For all I know, that Mike Ness sketch has been reduced to ash or at the bottom of a landfill somewhere in the USofA. It doesn't matter. It's just a fun little memory of my former insecure self. It's important to note that many things have changed in the last couple of decades. Knowledge, skills, insight, and drive. One of the biggest things I have learned is that without drive, talent can only get you so far. Drive came to me only in the last couple of years via encouragement and support from friends/family, self help books, therapy, and life coaching. Now, I feel as if the possibilities are limitless. Also, the exposure on the social media platforms such as Instagram and Facebook have been an incredible boost for me! Getting to share my art and having my followers see what I can do and some of them requesting commissions still always surprises and excites me. That's why posting photos of your art (present and past) on almost a daily basis will always increase your chances of fruitful opportunities.

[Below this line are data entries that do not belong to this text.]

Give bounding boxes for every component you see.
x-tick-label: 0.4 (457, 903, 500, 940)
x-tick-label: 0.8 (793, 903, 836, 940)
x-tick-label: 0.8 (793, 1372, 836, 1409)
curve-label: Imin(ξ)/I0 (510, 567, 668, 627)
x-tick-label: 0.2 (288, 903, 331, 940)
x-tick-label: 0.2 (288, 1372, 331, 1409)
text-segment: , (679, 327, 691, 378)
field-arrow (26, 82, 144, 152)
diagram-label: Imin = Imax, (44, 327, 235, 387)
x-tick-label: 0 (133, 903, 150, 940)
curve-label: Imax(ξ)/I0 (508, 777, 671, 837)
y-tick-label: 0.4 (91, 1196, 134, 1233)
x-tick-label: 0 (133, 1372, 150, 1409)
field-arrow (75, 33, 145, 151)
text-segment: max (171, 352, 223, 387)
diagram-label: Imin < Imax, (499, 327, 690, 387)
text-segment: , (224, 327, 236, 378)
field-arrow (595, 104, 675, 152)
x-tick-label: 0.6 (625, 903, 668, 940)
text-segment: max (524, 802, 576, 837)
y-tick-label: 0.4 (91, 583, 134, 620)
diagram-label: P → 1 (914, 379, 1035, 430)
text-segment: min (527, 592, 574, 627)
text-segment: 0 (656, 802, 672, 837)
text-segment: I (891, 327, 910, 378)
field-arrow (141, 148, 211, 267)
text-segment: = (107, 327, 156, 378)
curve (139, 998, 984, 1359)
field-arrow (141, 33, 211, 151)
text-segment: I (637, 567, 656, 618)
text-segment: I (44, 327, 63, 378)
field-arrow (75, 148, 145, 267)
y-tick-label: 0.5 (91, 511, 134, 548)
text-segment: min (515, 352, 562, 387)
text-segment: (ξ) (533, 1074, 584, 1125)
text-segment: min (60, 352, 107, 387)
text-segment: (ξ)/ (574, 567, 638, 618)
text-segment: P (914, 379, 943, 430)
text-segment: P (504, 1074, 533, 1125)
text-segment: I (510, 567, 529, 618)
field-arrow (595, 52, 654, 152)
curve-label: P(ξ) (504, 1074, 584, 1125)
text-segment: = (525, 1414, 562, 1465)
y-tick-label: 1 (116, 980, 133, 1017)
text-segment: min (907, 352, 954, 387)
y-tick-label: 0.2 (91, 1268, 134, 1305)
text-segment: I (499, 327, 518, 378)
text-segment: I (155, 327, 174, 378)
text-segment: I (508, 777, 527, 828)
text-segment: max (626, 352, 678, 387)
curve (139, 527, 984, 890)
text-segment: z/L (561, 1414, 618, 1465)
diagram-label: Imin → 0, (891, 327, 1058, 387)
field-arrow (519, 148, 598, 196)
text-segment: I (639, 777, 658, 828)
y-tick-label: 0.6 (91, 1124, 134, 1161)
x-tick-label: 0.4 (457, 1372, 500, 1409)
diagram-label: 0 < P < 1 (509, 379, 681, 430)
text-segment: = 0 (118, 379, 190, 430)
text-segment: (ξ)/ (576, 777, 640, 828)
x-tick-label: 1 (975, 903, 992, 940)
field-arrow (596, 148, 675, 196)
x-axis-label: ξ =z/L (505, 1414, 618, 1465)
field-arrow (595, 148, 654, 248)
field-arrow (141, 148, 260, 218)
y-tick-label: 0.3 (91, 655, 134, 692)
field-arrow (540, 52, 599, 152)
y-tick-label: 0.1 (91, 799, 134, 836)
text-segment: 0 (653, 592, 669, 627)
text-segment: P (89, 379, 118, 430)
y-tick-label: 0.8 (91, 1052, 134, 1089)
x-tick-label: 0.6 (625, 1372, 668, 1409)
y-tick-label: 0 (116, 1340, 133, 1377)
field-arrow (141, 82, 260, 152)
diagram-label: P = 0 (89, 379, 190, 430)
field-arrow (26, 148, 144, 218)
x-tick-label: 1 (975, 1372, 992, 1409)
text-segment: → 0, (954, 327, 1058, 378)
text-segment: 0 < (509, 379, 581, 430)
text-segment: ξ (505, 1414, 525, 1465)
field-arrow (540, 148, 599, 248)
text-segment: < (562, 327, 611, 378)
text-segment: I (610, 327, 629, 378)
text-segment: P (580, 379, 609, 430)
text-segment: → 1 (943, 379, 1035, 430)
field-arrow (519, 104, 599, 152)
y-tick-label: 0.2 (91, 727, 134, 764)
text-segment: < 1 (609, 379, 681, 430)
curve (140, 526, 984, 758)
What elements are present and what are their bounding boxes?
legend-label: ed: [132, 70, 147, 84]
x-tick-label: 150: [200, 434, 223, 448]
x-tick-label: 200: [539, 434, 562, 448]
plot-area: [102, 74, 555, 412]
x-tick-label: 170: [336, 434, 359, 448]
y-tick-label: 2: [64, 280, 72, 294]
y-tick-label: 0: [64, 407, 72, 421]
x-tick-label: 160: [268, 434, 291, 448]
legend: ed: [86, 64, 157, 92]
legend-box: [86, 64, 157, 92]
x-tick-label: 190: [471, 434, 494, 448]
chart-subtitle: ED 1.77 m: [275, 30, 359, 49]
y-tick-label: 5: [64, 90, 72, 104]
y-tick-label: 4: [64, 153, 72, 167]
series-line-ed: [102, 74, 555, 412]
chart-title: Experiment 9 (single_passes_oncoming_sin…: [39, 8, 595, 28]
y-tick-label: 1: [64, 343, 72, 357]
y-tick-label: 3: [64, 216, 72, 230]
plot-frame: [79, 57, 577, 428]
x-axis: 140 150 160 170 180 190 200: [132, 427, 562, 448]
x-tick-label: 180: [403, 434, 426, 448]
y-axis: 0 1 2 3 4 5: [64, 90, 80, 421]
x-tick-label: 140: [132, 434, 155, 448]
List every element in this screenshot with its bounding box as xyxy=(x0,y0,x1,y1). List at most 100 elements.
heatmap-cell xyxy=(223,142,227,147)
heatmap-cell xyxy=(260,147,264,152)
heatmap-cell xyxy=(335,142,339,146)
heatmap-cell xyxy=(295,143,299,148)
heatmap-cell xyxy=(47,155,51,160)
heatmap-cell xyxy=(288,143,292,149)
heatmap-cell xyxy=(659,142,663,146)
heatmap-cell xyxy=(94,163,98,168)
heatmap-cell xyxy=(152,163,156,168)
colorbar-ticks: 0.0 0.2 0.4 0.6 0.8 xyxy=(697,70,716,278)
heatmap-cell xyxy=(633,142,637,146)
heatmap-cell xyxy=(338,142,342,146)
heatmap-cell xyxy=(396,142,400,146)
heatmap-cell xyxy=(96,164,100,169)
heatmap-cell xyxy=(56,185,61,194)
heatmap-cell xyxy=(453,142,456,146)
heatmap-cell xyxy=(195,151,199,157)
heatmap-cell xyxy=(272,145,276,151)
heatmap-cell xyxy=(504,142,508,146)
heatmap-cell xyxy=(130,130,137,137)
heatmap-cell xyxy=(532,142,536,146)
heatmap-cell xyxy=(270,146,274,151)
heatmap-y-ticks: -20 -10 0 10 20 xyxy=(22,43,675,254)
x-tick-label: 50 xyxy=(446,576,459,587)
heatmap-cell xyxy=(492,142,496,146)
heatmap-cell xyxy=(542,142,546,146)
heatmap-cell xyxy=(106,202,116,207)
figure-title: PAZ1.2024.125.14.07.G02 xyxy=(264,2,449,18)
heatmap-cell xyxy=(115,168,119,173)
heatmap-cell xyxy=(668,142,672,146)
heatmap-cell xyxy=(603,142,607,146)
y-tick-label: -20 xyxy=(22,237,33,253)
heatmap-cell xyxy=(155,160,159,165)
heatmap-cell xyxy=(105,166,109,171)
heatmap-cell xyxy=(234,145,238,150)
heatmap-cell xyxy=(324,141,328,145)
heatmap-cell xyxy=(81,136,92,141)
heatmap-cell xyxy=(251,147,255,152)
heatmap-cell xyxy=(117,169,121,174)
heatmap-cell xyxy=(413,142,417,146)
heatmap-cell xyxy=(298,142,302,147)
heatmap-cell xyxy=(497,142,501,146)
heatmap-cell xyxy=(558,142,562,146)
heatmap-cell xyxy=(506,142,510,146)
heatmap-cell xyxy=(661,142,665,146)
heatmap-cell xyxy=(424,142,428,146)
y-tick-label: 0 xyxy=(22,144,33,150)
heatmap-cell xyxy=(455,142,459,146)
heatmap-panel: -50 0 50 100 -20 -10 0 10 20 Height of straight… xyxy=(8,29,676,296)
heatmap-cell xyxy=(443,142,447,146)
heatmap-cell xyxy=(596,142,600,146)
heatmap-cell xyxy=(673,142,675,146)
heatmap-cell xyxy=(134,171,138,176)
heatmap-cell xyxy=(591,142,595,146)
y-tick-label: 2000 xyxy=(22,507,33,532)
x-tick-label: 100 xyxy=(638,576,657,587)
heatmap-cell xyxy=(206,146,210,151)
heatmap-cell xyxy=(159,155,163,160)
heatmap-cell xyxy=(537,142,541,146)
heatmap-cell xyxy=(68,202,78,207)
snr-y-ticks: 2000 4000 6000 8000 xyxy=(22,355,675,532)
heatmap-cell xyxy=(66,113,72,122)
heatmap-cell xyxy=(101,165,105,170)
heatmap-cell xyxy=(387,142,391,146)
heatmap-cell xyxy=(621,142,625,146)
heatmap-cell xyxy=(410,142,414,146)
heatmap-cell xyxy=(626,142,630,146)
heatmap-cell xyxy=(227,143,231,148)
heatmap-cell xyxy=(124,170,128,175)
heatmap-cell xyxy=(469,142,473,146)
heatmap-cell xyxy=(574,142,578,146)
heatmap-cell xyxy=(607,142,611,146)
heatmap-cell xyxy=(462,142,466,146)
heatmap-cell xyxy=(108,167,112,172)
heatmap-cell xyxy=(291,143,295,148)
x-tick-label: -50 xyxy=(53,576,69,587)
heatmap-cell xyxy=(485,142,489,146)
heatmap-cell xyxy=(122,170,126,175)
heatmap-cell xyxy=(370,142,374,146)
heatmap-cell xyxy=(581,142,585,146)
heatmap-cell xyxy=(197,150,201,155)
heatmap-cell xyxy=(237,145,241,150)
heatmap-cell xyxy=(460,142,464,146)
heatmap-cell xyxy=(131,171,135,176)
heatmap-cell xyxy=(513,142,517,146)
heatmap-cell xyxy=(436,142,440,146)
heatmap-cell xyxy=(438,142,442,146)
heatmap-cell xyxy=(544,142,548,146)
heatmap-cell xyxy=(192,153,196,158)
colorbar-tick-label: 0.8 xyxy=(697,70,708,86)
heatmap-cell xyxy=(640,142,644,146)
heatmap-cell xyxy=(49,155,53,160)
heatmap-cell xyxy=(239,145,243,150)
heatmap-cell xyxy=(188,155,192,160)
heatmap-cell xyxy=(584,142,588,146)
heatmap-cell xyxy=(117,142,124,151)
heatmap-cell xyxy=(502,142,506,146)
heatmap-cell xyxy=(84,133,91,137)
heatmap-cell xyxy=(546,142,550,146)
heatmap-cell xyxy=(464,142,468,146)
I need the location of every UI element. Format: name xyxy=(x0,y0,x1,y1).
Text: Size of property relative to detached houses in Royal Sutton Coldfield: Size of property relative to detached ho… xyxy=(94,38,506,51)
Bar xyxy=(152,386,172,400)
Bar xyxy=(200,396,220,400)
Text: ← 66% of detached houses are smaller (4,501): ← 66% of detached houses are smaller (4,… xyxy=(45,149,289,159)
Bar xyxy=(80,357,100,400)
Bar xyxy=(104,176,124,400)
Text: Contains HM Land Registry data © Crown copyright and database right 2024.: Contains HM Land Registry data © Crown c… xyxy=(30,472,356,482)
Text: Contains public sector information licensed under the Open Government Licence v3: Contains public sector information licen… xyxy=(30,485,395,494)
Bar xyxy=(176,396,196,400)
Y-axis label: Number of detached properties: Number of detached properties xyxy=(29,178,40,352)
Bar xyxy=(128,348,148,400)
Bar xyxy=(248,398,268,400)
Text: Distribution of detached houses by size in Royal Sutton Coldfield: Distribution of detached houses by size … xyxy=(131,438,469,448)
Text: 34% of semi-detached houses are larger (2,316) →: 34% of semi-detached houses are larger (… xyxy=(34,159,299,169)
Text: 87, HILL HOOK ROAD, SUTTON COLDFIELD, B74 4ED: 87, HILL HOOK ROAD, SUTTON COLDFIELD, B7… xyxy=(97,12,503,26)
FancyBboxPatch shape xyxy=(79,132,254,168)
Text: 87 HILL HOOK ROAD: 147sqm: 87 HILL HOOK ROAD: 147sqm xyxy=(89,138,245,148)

Before I conclude....I would be remiss not to mention that the "Karate Kid" fight scene you see below was my first commissioned painting. My good friend, Lar Norgaard, is the first person to offer me money to paint something. This was a gift for her husband's birthday done in watercolor on 12"x16" watercolor paper. Always will be grateful to friends and family who appreciate art, believe in and support you.